Ana D´Avila | O louco da pandemia

Olhando de longe, ele parecia uma pessoa normal. Mas de perto, era a própria essência da insanidade. Aposentou-se cedo, e dava para perceber o motivo de tal precocidade: tudo indicava uma pane psicológica. Talvez uns surtos no emprego, talvez tanta coisa inimaginável. Enfim, completava 58 anos de idade.

Num de seus múltiplos e tresloucados gestos existenciais, resolveu mudar de vida. Saiu de Porto Alegre numa manhã de primavera, depois de contemplar uns artesanatos no Brique da Redenção, do qual era fervoroso frequentador. Após tais passeios, tinha o hábito de rumar para a churrascaria Barranco. Lá, sempre se embebedava, se enchia de filezinho no espeto, esquecendo sua mulher e filho.

Do Barranco, naquele dia de sol e brisa, seguiu direto para a Rodoviária, deixando tudo para trás. Até a chave do carro, a mulher, o filho e a biblioteca. "Vou morar na praia", resmungou seu íntimo. E foi mesmo. Direto para Capão da Canoa. Lá chegando, tratou de alugar um apartamentinho, onde jurou que ficaria até morrer.

Passaram-se longos e doidos, três anos. Conheceu todo mundo na cidade. O prefeito, os jornalistas aposentados e amantes dos etílicos, o padre, os surfistas e um grupo que praticava meditação de zen-budismo. E todos o olhavam com certa desconfiança, não acreditando muito em sua confusa história de vida.

Até que no foguetório da entrada de ano de 2020, viu seus sonhos, definitivamente, desmoronarem. A moça da praia com quem, agora vivia, o deixou, a exemplo da família que ele esqueceu em Porto Alegre. Fez dívidas, várias tatuagens no corpo, colocou um piercing e virou frequentador assíduo dos quiosques da beira da praia.

No mês de março, já havia notícias do tal vírus, o ameaçador “corona”. Aí, ele endoidou de vez. Achava que iria morrer. Não teve mais aqueles sonos tranquilos que o ar marítimo proporcionava. Mergulhou no álcool. Literalmente. Álcool gel nas mãos, na caipirinha e no estômago.

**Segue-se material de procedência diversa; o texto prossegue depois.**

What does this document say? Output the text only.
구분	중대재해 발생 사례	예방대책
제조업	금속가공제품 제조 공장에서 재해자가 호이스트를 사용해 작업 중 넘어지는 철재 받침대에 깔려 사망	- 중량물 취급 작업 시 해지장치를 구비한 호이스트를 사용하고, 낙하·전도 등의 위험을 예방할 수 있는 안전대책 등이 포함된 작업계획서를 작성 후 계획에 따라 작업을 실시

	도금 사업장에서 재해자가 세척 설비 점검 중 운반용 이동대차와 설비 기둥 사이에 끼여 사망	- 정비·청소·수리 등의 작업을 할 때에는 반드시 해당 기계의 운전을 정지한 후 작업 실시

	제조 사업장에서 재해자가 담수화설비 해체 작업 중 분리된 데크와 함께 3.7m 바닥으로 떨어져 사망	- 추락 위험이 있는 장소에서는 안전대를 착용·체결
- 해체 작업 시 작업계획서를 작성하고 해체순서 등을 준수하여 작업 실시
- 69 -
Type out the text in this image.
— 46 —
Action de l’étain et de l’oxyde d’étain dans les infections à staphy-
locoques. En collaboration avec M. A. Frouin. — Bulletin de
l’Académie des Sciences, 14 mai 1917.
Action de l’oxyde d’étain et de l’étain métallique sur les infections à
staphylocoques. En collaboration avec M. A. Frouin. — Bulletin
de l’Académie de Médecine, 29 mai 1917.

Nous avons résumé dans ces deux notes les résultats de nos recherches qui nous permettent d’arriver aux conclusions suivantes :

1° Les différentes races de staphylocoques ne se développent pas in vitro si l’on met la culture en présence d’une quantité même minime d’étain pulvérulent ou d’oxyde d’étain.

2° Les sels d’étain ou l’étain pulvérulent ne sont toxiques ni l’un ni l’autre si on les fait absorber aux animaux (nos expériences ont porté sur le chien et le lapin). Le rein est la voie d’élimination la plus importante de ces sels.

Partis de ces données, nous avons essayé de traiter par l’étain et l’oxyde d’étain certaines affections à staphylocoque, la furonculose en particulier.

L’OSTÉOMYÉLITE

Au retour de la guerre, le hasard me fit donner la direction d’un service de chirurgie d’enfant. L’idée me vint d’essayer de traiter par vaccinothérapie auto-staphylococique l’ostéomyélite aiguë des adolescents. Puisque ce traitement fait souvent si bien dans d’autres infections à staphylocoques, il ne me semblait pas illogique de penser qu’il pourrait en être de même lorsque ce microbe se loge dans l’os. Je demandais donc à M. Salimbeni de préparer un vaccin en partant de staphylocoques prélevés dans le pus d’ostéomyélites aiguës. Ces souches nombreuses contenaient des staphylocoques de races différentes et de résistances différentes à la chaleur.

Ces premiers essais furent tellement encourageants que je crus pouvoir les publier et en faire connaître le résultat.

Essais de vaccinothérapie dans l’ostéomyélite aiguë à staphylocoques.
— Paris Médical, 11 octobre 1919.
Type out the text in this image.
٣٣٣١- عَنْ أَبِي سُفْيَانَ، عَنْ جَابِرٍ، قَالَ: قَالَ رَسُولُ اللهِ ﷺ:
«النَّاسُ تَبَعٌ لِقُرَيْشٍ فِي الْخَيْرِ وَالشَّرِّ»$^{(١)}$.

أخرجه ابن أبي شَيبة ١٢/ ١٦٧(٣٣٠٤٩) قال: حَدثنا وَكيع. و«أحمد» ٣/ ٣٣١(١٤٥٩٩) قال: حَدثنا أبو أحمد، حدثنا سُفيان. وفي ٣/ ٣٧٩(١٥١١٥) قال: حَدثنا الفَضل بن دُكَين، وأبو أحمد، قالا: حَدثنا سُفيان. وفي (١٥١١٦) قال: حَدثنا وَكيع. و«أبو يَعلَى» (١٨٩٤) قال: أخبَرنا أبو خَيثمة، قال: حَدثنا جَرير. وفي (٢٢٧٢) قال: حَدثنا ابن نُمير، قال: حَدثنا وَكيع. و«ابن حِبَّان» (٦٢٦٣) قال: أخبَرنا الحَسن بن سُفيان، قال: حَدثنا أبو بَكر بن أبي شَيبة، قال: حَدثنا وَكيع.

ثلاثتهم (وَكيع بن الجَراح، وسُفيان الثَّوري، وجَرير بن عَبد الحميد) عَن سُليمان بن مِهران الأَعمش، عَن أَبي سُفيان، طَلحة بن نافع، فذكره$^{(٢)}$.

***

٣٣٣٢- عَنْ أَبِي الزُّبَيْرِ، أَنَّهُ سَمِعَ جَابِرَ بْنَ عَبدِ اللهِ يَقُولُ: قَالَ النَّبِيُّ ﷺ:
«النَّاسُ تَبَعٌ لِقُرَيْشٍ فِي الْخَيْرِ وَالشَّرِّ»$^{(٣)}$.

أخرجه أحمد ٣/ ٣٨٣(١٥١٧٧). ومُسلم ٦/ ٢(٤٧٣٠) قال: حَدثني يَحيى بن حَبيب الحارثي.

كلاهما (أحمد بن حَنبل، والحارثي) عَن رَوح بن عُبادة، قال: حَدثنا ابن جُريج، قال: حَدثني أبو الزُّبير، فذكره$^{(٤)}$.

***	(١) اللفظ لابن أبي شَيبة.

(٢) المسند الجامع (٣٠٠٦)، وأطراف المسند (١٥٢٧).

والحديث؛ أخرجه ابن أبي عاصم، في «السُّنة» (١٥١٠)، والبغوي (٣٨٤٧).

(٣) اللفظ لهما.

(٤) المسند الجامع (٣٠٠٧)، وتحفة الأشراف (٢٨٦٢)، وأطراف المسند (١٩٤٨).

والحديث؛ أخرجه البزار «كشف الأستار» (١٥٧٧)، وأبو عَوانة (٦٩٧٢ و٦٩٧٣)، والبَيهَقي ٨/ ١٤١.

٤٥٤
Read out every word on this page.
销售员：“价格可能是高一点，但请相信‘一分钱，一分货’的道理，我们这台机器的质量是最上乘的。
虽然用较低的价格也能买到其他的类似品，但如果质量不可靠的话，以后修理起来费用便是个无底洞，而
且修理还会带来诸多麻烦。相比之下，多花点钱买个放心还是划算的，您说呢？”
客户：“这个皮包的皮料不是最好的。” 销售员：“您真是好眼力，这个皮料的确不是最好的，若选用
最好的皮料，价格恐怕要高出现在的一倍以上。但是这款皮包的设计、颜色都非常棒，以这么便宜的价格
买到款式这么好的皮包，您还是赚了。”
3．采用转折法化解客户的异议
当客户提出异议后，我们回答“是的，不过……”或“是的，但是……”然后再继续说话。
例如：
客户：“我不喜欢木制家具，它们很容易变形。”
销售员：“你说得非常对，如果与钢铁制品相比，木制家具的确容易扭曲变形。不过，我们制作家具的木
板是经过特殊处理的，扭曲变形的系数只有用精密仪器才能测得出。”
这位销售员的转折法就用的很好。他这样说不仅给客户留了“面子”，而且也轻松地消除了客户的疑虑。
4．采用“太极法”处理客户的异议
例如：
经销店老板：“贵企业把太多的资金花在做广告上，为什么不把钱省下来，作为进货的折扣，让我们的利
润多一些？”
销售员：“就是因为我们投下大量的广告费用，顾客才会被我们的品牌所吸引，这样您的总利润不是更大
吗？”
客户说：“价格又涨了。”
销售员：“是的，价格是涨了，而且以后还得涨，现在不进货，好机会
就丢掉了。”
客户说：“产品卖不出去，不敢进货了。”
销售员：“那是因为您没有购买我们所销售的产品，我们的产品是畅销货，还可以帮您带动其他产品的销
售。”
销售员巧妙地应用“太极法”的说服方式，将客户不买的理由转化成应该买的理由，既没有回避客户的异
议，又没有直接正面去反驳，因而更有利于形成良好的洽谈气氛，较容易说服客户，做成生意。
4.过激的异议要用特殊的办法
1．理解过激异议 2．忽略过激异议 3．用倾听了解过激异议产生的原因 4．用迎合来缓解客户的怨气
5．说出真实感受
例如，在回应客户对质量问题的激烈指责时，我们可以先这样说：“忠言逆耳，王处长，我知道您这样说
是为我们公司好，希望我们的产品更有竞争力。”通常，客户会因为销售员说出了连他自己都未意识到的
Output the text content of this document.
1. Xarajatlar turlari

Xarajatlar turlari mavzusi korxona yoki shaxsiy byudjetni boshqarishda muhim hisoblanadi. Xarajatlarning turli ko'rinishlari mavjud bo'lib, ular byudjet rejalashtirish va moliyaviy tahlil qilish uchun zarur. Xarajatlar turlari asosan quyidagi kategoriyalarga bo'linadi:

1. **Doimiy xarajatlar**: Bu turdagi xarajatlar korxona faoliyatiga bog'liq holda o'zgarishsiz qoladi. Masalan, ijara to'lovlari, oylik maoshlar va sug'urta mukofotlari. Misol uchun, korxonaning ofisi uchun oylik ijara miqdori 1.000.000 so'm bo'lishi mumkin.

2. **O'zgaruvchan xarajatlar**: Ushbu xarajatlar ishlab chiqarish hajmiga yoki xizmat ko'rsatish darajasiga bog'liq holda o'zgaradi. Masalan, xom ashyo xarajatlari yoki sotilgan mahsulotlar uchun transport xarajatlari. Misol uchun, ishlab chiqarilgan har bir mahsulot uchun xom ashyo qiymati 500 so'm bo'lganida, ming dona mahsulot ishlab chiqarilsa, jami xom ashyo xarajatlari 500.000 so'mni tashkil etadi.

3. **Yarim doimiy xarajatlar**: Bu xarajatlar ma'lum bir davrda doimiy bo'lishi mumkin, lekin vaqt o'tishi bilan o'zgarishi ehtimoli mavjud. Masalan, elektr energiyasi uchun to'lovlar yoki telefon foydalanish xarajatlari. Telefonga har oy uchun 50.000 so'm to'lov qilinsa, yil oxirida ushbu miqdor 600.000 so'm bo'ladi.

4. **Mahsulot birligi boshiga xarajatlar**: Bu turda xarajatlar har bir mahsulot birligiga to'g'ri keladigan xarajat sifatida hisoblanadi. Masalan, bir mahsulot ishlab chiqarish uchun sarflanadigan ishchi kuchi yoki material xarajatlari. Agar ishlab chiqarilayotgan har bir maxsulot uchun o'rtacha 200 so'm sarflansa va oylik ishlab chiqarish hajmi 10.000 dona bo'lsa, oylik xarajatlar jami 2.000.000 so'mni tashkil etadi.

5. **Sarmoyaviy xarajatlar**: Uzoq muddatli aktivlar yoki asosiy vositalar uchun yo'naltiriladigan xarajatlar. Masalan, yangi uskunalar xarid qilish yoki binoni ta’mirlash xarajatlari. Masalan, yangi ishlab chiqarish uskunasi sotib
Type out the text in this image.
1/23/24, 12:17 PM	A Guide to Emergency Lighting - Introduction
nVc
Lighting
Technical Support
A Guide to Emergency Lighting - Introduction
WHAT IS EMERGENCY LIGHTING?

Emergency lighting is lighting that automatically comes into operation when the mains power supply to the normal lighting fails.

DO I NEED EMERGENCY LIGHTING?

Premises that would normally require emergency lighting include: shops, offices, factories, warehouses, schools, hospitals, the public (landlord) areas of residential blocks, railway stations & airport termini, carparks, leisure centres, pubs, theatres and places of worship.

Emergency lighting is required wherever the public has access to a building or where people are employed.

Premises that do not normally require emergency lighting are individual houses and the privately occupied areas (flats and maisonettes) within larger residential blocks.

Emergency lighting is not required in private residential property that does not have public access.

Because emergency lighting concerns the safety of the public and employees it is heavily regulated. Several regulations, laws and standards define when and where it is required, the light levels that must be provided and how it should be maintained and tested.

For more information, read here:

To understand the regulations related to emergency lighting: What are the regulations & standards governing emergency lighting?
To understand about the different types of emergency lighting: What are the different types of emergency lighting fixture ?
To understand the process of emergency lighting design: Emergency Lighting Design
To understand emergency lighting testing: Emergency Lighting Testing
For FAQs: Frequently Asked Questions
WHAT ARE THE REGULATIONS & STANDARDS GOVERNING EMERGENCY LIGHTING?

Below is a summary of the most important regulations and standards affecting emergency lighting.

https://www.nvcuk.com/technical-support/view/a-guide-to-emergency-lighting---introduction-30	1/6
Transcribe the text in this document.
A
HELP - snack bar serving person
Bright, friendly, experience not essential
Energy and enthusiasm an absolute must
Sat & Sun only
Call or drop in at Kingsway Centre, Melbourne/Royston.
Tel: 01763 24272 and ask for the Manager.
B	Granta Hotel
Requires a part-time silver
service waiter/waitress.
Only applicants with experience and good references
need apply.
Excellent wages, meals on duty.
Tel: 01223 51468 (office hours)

Tudo virou ainda mais do avesso. E não tinha como voltar atrás. Nem mudar de cidade, de estado ou de país. O mundo era um caos só. E ele cada vez mais doido.

Num dia de sol intenso, foi visto carregando seu guarda-sol e cadeira de praia, rumo ao mar. A praia estava proibida. A Brigada Militar, volta e meia, fazia ronda no local para evitar aglomerações. Mas ele, em sua loucura, já não tinha medo nem certeza de mais nada. De calção de praia, praticamente nu e de máscara cirúrgica, sentou-se para fitar o mar. Ficou lá, se bronzeando e pensando na pandemia. O sol já tinha desenhado a máscara em sua pele. Mas ele nem ligava. Ficou lá, amortecido de doideira, sem ao menos piscar. Sem ao menos entender os reveses da existência.